A primavera 2018 ci siamo aggiudicati il contratto con Wind Tre sulla parte Core della rete e stiamo lavorando già all’ “upgrade” per il 5G dal secondo semestre 2018. Questo contratto rientra tra i 14 annunciati pubblicamente. Un motivo d’orgoglio per l’Italia. Riguardo alle altre telco posso dirle che Ericsson è da sempre il vendor di fiducia delle telco italiane sulla parte Core, la più delicata della rete, che richiede i massimi livelli di sicurezza. A seguito dell’asta 5G le telco stanno ora lavorando all’assegnazione degli appalti in vista della realizzazione delle reti.

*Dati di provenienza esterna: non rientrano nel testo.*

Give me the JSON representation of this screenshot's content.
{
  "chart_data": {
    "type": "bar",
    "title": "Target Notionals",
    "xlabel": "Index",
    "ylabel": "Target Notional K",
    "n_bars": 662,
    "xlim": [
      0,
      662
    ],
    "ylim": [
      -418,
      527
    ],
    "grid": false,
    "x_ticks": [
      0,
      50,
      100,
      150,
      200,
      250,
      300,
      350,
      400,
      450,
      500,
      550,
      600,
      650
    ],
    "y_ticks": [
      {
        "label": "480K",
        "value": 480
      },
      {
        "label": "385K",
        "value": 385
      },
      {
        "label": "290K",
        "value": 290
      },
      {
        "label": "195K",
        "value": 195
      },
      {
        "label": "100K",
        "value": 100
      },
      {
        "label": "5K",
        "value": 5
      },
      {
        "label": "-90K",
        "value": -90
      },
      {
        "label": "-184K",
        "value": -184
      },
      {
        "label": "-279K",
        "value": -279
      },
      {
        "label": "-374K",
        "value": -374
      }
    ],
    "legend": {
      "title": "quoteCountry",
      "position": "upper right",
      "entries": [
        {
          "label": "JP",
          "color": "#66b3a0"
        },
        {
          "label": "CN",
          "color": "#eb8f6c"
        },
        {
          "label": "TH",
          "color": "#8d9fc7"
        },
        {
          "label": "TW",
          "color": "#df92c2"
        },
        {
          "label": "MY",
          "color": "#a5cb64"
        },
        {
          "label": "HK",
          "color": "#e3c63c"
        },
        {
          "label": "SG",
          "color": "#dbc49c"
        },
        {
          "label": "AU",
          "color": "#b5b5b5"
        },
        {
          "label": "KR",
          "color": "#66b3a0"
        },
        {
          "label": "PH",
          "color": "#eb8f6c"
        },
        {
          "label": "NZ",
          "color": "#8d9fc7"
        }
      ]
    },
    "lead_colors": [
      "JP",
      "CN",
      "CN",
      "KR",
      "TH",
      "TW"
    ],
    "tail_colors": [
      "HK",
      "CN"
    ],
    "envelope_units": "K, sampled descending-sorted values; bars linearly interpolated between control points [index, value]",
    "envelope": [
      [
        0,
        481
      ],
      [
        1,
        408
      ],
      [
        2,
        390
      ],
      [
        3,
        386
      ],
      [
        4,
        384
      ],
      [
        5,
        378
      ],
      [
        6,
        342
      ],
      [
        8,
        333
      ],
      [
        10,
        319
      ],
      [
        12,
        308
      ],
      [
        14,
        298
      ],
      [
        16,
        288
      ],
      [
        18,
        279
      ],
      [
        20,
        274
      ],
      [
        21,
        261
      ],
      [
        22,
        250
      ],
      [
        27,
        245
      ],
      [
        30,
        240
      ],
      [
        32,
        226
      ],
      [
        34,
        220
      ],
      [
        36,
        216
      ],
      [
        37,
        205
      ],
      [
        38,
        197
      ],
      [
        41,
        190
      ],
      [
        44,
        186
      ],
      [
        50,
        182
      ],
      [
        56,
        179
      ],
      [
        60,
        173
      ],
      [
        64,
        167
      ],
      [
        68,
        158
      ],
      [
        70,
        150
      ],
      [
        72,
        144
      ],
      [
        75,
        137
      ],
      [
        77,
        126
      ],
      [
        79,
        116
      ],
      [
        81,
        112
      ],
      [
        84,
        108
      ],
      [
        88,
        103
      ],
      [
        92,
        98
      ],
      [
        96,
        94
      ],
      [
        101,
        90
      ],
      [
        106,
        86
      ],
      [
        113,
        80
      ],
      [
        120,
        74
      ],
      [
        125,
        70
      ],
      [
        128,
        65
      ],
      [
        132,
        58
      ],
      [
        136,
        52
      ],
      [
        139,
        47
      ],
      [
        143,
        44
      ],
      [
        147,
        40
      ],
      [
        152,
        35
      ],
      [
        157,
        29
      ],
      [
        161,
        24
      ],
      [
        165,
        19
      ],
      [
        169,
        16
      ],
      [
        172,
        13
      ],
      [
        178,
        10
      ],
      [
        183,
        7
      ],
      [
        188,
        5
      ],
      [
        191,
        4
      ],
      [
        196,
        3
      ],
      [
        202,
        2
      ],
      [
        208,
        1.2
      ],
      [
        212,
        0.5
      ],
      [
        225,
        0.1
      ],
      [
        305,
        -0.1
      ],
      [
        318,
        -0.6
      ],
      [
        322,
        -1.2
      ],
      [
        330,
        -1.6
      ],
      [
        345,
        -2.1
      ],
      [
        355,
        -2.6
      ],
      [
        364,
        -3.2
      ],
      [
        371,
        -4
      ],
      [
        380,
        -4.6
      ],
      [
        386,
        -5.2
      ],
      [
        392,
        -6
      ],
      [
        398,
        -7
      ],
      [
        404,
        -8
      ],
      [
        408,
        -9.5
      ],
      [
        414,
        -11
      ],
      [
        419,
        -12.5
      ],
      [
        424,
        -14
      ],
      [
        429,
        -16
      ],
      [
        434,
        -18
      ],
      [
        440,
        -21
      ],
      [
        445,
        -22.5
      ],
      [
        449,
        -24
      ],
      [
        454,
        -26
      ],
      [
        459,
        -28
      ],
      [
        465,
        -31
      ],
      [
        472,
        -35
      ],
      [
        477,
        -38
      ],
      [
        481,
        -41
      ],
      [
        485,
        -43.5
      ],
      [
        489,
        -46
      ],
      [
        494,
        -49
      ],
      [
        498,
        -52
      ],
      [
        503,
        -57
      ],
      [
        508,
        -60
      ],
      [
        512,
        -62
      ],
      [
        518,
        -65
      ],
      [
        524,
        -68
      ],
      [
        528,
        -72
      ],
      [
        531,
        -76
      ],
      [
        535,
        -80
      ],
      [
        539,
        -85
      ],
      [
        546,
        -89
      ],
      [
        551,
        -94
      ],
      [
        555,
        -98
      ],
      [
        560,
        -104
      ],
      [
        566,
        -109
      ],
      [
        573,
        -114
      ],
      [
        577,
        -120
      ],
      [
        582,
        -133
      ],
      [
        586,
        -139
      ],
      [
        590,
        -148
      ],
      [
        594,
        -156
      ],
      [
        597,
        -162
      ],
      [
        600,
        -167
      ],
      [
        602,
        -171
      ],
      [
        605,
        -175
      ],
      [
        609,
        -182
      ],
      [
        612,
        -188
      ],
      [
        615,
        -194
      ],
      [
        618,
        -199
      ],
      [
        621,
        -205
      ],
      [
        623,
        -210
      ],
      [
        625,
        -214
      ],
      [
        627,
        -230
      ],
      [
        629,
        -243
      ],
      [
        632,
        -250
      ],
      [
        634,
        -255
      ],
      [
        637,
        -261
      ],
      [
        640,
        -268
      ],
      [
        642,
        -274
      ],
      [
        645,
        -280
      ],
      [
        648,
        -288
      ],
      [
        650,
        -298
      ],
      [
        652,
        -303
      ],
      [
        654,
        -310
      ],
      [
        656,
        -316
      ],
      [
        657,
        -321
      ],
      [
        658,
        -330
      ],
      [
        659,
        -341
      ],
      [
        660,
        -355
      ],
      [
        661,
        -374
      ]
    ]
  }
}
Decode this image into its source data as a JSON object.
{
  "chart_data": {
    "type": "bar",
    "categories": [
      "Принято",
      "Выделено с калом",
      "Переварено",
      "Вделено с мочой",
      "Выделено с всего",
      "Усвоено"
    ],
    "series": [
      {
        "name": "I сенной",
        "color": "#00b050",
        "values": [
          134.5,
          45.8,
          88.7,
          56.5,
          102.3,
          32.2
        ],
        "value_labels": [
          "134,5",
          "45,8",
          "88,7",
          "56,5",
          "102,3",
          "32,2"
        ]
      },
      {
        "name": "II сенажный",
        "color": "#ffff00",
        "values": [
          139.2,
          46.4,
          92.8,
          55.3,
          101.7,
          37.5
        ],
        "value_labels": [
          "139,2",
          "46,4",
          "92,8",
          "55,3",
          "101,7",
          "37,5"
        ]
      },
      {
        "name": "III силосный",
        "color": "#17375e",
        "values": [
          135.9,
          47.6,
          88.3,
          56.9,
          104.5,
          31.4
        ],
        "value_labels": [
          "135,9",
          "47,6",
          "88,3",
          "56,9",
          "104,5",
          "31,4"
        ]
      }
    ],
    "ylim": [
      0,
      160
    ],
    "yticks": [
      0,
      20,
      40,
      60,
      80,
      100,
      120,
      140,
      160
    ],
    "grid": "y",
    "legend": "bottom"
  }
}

Al momento stiamo collaborando su vari fronti nell’ambito delle sperimentazioni: siamo coinvolti in una serie di trial con Tim e Fastweb a Torino, Roma, Genova, Livorno, Sanremo. Alcune delle sperimentazioni messe in campo con Tim sono tra le più avanzate al mondo.  Per non parlare poi di quelli che stiamo portando avanti nell’ambito delle attività di ricerca dei nostri tre centri di Genova, Pisa e Pagani. Emblematico il progetto che ci vede coinvolti con Tim e Comau, diventato una best practice a livello internazionale. Un risultato reso possibile grazie alle ingenti risorse in campo in termini di specialisti. Mi preme evidenziare che Ericsson in Italia conta 700 ricercatori e che è questo l’asset vero che fa la differenza. L’innovazione si misura soprattutto in termini di competenze sul campo. I principali vendor possono vantare tutti più o meno asset tecnologici di grande qualità, ma il reale valore aggiunto si misura sulla capacità di sostenere l’economia locale.

In che modo?

Investire in tecnologie è scontato. Non si può diventare un’azienda globale se non si punta sull’avanguardia tecnologica. È la conditio sine qua non su cui non si discute. Ma ciò non è sufficiente per contribuire allo sviluppo dell’ecosistema e per sostenere i territori in cui ci si aggiudicano i contratti. Il valore “reale” di un vendor si misura sulla sua capacità di mettere in moto l’economia. La quantità di contratti messi a segno non è sinonimo di economia “reale”. Le domande da porsi sono: qual è la capacità di un vendor di sostenere lo sviluppo di un Paese? Di mettere in moto l’indotto? Quanti investimenti si creano sul territorio? Quante sono le risorse umane locali impiegate? Quanto il potenziale di crescita? Ericsson su questo fronte è decisamente un “campione”: vantiamo circa 14mila ricercatori in Europa in 22 centri localizzati in 15 paesi, di cui 3 in Italia. È la ricerca il vero motore della crescita. E sono questi i numeri che fanno davvero la differenza, è questo il vero asset che l’Europa deve valorizzare se vuole accelerare sul 5G. Investimenti concreti generano azioni concrete. Investire in un Paese vuol dire soprattutto investire sulle risorse umane, sviluppare competenze iper-qualificate a sostegno del lavoro di tutti gli attori in campo. Continueremo a spingere su questo fronte. Ed è così che giocheremo la nostra partita.  

E gli altri?

Posso parlare per Ericsson. Ma credo sia raro trovare altre aziende multinazionali così radicate nel tessuto italiano come lo è Ericsson. 100 anni di presenza, circa 3000 persone, 3 centri di ricerca che lavorano a stretto contatto con università e clienti, 700 ricercatori, 600 brevetti generati negli ultimi 20 anni. E ora acceleriamo con il 5G.